In the aftermath of war, the hunter becomes the hunted…

Bold, reckless Nina Markova grows up on the icy edge of Soviet Russia, dreaming of flight and fearing nothing. When the tide of war sweeps over her homeland, she gambles everything to join the infamous Night Witches, an all-female night bomber regiment wreaking havoc on Hitler’s eastern front. But when she is downed behind enemy lines and thrown across the path of a lethal Nazi murderess known as the Huntress, Nina must use all her wits to survive.

British war correspondent Ian Graham has witnessed the horrors of war from Omaha Beach to the Nuremberg Trials. He abandons journalism after the war to become a Nazi hunter, yet one target eludes him: the Huntress. Fierce, disciplined Ian must join forces with brazen, cocksure Nina, the only witness to escape the Huntress alive. But a shared secret could derail their mission, unless Ian and Nina force themselves to confront it.

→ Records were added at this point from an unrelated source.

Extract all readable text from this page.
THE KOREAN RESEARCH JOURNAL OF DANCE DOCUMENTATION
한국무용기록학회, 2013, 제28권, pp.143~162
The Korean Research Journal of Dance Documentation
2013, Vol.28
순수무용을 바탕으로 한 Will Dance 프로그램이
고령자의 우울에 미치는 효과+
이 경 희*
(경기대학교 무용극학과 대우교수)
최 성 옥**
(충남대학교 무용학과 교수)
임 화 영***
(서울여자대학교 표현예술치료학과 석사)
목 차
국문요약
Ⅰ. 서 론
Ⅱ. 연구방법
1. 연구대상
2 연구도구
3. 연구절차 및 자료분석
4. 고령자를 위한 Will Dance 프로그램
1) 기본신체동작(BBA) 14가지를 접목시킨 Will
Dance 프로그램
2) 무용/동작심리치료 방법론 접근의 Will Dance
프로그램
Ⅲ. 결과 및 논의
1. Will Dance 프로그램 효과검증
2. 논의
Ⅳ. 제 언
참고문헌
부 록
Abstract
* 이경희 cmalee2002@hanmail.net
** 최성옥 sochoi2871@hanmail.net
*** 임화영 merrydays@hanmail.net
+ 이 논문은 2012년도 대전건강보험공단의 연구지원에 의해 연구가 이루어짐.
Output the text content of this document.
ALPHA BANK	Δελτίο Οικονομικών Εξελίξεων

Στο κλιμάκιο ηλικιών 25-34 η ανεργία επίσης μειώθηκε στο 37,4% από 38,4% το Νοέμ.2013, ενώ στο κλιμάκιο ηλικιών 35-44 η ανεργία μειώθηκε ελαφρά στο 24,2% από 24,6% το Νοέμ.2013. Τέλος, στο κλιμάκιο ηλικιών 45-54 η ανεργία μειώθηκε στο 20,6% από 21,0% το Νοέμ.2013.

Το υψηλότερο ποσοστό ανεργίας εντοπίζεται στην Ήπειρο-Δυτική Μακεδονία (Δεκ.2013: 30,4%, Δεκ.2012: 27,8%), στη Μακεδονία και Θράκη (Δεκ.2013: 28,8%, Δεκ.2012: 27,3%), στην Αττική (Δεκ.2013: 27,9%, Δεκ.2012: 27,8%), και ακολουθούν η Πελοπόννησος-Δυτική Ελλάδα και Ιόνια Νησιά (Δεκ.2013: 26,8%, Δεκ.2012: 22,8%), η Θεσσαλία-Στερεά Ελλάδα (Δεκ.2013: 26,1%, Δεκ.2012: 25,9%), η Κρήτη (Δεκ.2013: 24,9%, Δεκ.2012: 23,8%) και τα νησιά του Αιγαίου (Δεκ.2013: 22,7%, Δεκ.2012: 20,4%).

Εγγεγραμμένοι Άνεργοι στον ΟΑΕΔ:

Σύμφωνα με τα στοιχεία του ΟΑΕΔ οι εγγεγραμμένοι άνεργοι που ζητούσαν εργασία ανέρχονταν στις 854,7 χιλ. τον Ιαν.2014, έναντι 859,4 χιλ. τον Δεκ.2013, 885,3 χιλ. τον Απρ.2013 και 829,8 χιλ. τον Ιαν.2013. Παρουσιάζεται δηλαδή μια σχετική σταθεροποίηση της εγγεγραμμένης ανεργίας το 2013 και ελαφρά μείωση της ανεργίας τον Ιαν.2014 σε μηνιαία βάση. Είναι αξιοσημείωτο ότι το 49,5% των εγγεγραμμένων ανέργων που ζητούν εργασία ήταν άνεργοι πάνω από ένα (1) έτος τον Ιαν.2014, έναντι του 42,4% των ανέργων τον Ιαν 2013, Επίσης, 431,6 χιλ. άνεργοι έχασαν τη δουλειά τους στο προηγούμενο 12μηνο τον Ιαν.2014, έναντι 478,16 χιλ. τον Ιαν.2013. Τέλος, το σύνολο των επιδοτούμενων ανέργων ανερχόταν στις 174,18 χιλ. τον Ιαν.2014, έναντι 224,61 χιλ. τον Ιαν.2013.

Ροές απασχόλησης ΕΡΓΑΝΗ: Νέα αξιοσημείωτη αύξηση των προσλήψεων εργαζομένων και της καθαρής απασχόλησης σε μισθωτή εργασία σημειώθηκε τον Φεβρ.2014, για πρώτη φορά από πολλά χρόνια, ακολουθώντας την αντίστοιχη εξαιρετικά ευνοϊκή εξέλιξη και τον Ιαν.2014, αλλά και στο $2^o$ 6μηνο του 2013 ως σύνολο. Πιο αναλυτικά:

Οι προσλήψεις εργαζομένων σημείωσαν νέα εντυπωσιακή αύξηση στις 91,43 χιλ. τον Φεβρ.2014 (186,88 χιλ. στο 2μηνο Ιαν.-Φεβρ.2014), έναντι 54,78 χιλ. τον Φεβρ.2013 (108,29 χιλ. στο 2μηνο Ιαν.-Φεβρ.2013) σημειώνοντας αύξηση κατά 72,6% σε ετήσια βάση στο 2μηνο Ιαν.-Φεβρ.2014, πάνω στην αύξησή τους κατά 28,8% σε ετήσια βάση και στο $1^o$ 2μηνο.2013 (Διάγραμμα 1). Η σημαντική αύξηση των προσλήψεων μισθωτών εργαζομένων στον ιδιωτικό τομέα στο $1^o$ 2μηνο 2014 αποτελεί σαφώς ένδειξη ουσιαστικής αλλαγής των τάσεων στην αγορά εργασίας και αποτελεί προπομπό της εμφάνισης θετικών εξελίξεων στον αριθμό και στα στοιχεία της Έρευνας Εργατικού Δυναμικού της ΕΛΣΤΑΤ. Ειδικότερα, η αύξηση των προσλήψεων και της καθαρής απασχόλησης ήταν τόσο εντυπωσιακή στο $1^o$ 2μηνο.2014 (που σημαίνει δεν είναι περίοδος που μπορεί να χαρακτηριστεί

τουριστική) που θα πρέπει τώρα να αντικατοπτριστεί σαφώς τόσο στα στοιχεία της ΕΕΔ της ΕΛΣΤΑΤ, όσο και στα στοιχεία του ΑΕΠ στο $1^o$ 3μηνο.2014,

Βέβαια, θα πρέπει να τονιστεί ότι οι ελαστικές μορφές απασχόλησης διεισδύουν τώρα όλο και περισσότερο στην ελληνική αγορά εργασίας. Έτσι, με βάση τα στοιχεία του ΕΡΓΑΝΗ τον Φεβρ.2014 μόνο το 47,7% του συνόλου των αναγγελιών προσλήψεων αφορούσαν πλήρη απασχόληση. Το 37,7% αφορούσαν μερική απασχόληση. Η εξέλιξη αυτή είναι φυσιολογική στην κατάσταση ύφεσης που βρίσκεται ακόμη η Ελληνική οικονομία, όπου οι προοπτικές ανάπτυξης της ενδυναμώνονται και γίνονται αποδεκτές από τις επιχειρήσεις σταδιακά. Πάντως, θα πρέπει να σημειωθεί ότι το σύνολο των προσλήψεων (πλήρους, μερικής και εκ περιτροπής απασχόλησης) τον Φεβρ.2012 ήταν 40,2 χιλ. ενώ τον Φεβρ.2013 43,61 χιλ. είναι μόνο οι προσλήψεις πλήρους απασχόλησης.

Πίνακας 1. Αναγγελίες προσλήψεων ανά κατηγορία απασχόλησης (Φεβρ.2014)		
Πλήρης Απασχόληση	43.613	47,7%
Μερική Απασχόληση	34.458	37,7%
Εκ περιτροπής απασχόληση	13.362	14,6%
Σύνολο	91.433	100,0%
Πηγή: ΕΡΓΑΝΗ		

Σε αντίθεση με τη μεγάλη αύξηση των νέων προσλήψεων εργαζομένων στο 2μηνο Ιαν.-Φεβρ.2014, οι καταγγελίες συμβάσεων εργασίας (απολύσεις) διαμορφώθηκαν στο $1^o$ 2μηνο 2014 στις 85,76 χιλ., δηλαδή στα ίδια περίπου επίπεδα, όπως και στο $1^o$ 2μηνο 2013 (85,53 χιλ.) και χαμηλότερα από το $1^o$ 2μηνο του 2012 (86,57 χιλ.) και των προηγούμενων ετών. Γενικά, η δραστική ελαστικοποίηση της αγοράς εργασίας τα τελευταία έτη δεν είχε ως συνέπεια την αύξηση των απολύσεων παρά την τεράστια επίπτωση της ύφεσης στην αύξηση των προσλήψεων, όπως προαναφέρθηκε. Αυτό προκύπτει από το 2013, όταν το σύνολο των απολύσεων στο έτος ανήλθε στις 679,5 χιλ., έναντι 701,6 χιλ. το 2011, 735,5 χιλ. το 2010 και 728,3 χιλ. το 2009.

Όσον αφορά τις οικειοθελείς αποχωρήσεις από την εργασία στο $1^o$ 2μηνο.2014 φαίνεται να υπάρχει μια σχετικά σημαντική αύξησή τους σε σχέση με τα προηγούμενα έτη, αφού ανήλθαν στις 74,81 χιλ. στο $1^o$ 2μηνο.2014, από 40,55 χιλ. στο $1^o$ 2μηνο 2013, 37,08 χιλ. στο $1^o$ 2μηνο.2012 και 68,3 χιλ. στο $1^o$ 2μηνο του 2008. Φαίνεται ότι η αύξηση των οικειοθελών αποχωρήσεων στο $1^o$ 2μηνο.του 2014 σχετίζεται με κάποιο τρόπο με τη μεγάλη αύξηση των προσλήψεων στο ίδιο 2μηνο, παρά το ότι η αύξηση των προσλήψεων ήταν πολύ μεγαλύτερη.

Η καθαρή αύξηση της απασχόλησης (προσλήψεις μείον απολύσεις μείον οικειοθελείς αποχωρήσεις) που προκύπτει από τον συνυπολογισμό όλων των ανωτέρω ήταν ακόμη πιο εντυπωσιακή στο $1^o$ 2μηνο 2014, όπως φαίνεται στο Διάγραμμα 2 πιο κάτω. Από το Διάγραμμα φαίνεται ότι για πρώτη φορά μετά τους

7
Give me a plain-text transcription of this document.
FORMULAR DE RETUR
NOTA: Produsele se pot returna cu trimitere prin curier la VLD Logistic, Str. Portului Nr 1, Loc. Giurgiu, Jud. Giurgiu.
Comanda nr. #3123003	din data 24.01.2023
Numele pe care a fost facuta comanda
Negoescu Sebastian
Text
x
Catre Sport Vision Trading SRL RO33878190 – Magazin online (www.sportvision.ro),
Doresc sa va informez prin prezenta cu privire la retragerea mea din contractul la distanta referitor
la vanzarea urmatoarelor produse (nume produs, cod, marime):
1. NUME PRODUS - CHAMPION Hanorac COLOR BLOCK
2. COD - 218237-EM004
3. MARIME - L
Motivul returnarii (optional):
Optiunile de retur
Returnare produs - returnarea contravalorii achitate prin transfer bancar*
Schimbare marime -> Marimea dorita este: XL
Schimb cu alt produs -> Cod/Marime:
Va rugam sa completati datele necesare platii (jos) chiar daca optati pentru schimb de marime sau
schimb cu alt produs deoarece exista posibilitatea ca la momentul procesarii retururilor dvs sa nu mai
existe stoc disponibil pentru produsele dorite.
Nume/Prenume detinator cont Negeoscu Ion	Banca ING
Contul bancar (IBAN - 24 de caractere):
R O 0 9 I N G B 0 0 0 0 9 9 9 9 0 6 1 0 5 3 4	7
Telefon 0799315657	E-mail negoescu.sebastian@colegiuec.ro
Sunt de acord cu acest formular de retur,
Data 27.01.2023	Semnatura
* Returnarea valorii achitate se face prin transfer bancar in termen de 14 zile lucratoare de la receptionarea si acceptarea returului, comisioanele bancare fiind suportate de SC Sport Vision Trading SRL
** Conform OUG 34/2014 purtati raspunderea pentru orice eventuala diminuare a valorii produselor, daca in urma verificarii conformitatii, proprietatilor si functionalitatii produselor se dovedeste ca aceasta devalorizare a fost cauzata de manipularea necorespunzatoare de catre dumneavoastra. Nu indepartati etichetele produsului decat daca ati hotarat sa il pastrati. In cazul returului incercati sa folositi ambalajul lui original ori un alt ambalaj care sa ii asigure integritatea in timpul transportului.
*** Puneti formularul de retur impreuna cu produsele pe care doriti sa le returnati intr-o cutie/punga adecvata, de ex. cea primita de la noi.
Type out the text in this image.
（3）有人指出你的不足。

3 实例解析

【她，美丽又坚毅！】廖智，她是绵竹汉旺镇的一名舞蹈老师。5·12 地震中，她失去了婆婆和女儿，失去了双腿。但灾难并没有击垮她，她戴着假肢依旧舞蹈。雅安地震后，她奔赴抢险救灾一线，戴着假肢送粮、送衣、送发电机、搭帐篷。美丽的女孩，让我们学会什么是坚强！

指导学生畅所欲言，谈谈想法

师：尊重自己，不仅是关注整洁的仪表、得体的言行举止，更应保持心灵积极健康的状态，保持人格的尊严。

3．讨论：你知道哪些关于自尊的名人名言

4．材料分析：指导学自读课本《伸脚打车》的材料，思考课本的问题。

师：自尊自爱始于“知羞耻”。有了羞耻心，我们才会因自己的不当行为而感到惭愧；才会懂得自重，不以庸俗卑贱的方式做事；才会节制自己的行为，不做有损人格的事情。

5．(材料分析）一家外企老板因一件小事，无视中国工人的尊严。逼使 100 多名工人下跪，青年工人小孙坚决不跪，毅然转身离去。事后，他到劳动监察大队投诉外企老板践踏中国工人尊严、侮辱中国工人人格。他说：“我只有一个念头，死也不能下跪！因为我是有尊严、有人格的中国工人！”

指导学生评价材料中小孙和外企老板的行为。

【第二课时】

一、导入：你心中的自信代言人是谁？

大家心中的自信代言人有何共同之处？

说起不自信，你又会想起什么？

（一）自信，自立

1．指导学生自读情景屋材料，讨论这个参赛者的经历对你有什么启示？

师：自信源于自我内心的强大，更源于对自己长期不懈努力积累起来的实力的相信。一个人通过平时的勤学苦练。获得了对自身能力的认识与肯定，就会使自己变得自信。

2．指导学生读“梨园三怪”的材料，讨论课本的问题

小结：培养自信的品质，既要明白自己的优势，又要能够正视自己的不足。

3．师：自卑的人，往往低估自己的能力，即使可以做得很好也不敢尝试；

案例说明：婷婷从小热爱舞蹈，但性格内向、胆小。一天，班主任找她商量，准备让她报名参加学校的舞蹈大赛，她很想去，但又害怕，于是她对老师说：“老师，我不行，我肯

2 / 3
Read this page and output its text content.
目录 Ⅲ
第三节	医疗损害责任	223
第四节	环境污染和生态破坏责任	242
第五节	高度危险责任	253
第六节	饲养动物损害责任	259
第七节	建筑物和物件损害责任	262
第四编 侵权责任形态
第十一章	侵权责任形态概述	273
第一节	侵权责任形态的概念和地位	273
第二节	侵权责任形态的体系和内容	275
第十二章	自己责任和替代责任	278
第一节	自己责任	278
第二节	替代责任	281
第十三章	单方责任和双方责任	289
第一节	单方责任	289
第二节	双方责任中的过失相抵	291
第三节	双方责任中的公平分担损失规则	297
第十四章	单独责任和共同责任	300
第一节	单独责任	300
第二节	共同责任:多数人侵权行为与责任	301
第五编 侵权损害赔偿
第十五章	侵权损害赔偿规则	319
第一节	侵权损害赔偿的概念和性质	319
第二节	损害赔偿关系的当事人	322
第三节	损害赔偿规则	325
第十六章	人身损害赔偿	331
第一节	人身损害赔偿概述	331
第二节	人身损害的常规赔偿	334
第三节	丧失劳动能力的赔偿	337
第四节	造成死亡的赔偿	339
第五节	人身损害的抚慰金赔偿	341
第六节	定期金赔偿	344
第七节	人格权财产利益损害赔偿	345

Seventeen-year-old Jordan McBride grows up in post WWII Boston, determined despite family opposition to become a photographer. At first delighted when her long-widowed father brings home a fiancée, Jordan grows increasingly disquieted by the soft-spoken German widow who seems to be hiding something. Armed only with her camera and her wits, Jordan delves into her new stepmother’s past and slowly realizes there are mysteries buried deep in her family. But Jordan’s search for the truth may threaten all she holds dear.